Une valse italienne

Musée Nationale du Bargello (Florence)

Musée Nationale du Bargello (Florence)

Conséquence de la réforme dans les administrations engagée par le premier ministre Matteo Renzi, un appel international à candidatures à la direction de certains musées a été lancé jusqu’au 15 février touchant vingt lieux prestigieux, à Rome, Venise ou Naples.

Les intéressés ont jusqu’au 15 février pour adresser leur candidature, soit un CV et une brève lettre de motivation. Selon le formulaire, rédigé en italien et en anglais, accessible depuis le 8 janvier sur le site du ministère italien des Biens et Activités culturels et du Tourisme (www.beniculturali.it/museitaliani), si vous pouvez vous prévaloir «d’une formation et d’une expérience dans le domaine de la protection et de la mise en valeur du patrimoine», et d’«au moins cinq ans de gestion d’institutions publiques ou privées, ou d’entreprises publiques ou privées, en Italie ou à l’étranger», vous pouvez prétendre à la direction d’un des grands musées de la péninsule.

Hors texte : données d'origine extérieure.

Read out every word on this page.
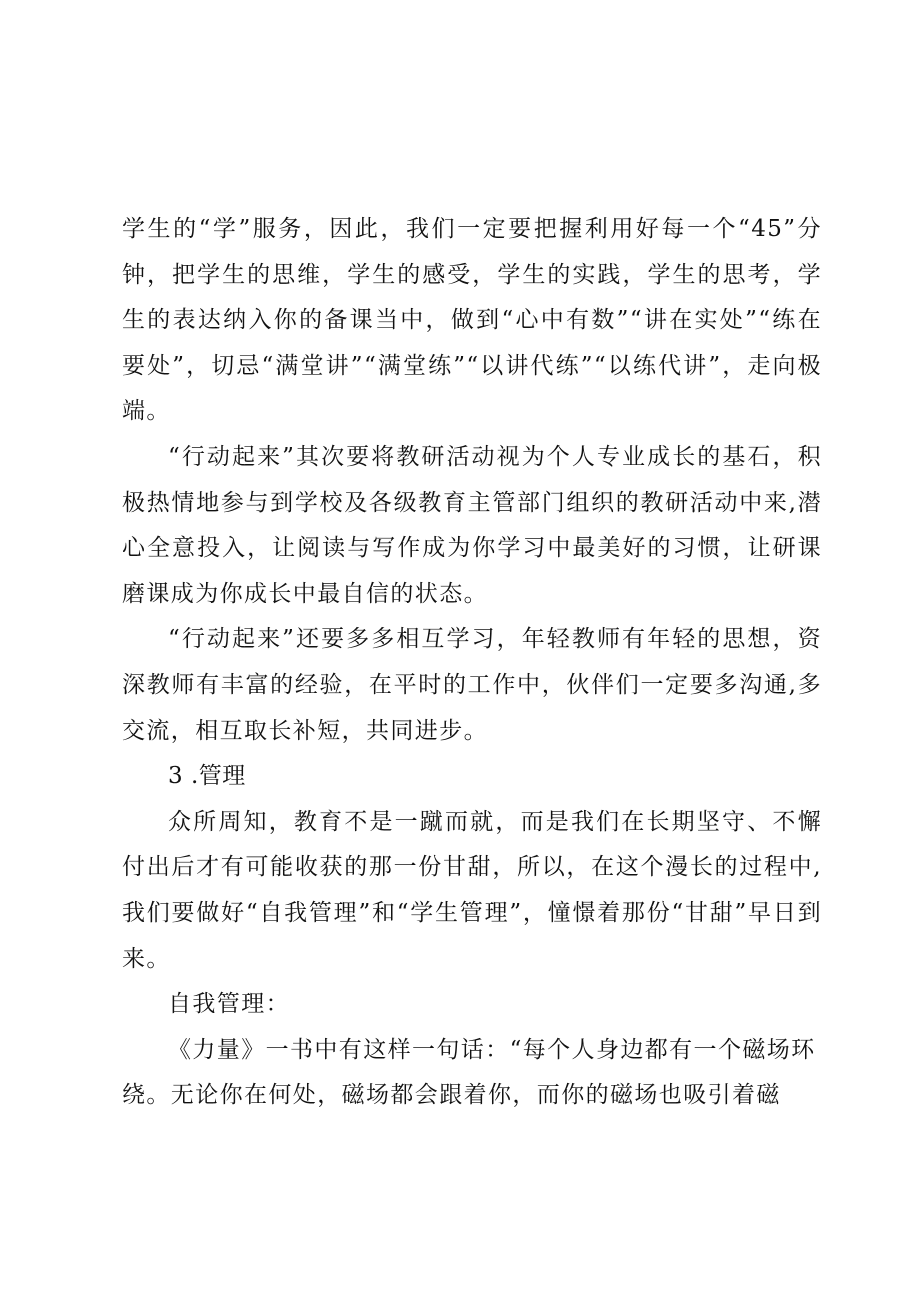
学生的“学”服务，因此，我们一定要把握利用好每一个“45”分钟，把学生的思维，学生的感受，学生的实践，学生的思考，学生的表达纳入你的备课当中，做到“心中有数”“讲在实处”“练在要处”，切忌“满堂讲”“满堂练”“以讲代练”“以练代讲”，走向极端。

“行动起来”其次要将教研活动视为个人专业成长的基石，积极热情地参与到学校及各级教育主管部门组织的教研活动中来,潜心全意投入，让阅读与写作成为你学习中最美好的习惯，让研课磨课成为你成长中最自信的状态。

“行动起来”还要多多相互学习，年轻教师有年轻的思想，资深教师有丰富的经验，在平时的工作中，伙伴们一定要多沟通,多交流，相互取长补短，共同进步。

3 .管理

众所周知，教育不是一蹴而就，而是我们在长期坚守、不懈付出后才有可能收获的那一份甘甜，所以，在这个漫长的过程中,我们要做好“自我管理”和“学生管理”，憧憬着那份“甘甜”早日到来。

自我管理：

《力量》一书中有这样一句话：“每个人身边都有一个磁场环绕。无论你在何处，磁场都会跟着你，而你的磁场也吸引着磁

Telle est la première conséquence concrète de la réforme des administrations italiennes dans le secteur culturel. Une politique voulue par le gouvernement de Matteo Renzi et mise en œuvre, pour les musées, par son ministre Dario Franceschini (centre gauche).

Officiellement, vingt hauts lieux transalpins des arts et de l’histoire cherchent donc leur tête. Outre le plaisir de travailler, voire de vivre, dans ces palais et au milieu de trésors inestimables, les salaires correspondent aux standards européens pour les musées publics. Entre 78.000 et 145.000 euros, avec des bonus de 15.000 et 40.000 euros, avance le site Blouin artinfo.

Les musées concernés sont le Bargello, l’Accademia et la Galerie des Offices à Florence (même si le directeur en place, Antonio Natali a déclaré vouloir s’y représenter), ceux de Modène, Urbin et Pérouse, l’Accademia de Venise, le Musée Capodimonte de Naples et le formidable Museo Archeologico de cette ville, le palais ducal de Mantoue, ceux, royaux, de Turin et de Gênes, la Pinacothèque de Brera à Milan, les musées archéologiques de Calabre, Tarente et du Paestum, le palais de Caserte, les Antiquités romaines ou encore, toujours dans la Ville éternelle, le Musée d’art moderne et contemporain ; voire le très convoité et richissime Musée Borghese.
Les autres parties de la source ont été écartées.